Pendant ce temps, le père de famille est emmené à l'hôpital avec ses autres enfants et sa femme, blessés. Mais sa belle-sœur Tavia, qu'il vient de prévenir, a immédiatement l'idée de lancer un appel à témoin public sur Facebook. La publication est massivement relayée sur la plateforme.

En seulement quelques heures, cette femme raconte avoir reçu entre 300 et 400 messages, parmi lesquels un certain nombre de fausses pistes. C'est finalement un coup de fil et une photo de Tylian reçus plus tard dans la nuit qui viennent apaiser ses craintes.

"Elle m'a envoyé une photo en privé et j'ai regardé, effectivement c'était bien lui. J'ai hurlé de joie", se souvient Tiava, qui a ainsi pu apporter le bébé à ses parents à l'hôpital.

Aujourd'hui, Tylian a 8 ans et il va bien. Son père raconte à BFMTV.com son "immense soulagement" lorsqu'il a de nouveau pu serrer son fils dans ses bras, six heures plus tard. "On a pu retrouver notre fils, c'est tout ce qui comptait", raconte-t-il. Depuis, cette femme est devenue une amie pour la famille. "On est régulièrement en contact avec elle, elle est venue manger à la maison et Tylian connaît son rôle", explique encore la mère de l'enfant.
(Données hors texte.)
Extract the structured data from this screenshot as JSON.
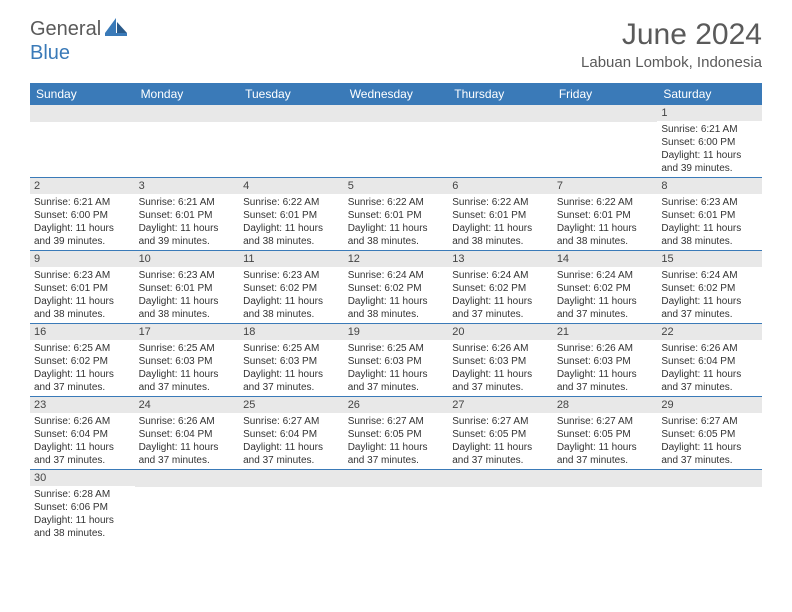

· Nous avons créé "la plus grosse communauté d'entraide" de Facebook

C'est également sur Facebook qu'est née la Wanted community en 2011, un réseau d'entraide et de solidarité désormais présent dans de nombreuses villes de France - le groupe parisien compte plus de 510.000 membres. L'idée vient de Christian Delachet et "deux potes" qui souhaitent s'échanger des bons plans, adresses et autres recommandations dans la capitale, où ils viennent de déménager.

"On galérait à trouver les bonnes boîtes, les bons restos, des stages, des appartements pas trop chers", détaille Christian, qui explique que la communauté a rapidement pris de l'ampleur. "Petit à petit, nos potes ont ajouté des potes à eux... qui ont fait de même et très vite il y a eu des gens qu'on ne connaissait pas sur la page. On n'avait aucune idée du truc que ça allait devenir."

"Les gens se sont approprié l'outil et puis sans qu'on le voit vraiment venir, on est passés de 300 à un million de personnes en seulement quelques années", témoigne Christian Delachet.

Petites annonces pour trouver du travail, aides pour déménager, soirées cinémas ou anniversaires, recueil d'animaux abandonnés... Au fur et à mesure, les cofondateurs de Wanted se rendent compte que les gens utilisent leur page Facebook "de manière pratique et qu'ils commencent à faire des actions de solidarité".

Le succès est tel qu'en 2018, la Wanted Community remporte une bourse de 850.000 euros organisée en Europe par le réseau social.

"Je dirais que Facebook a rapproché les gens à un moment et je trouve que c'est moins vrai aujourd'hui", explique l'ancien avocat.

"L'outil groupe qu'on utilisait sur Wanted permettait aux gens d'entrer en contact, de discuter entre eux", développe-t-il. "Ça a quand même créé des communautés de personnes qui s'entraident sur des thématiques X ou Y".

Depuis, Christian Delachet a ouvert un café solidaire dans le 10e arrondissement de Paris, dans lequel les clients peuvent offrir des cafés ou des plats à des personnes en grande précarité.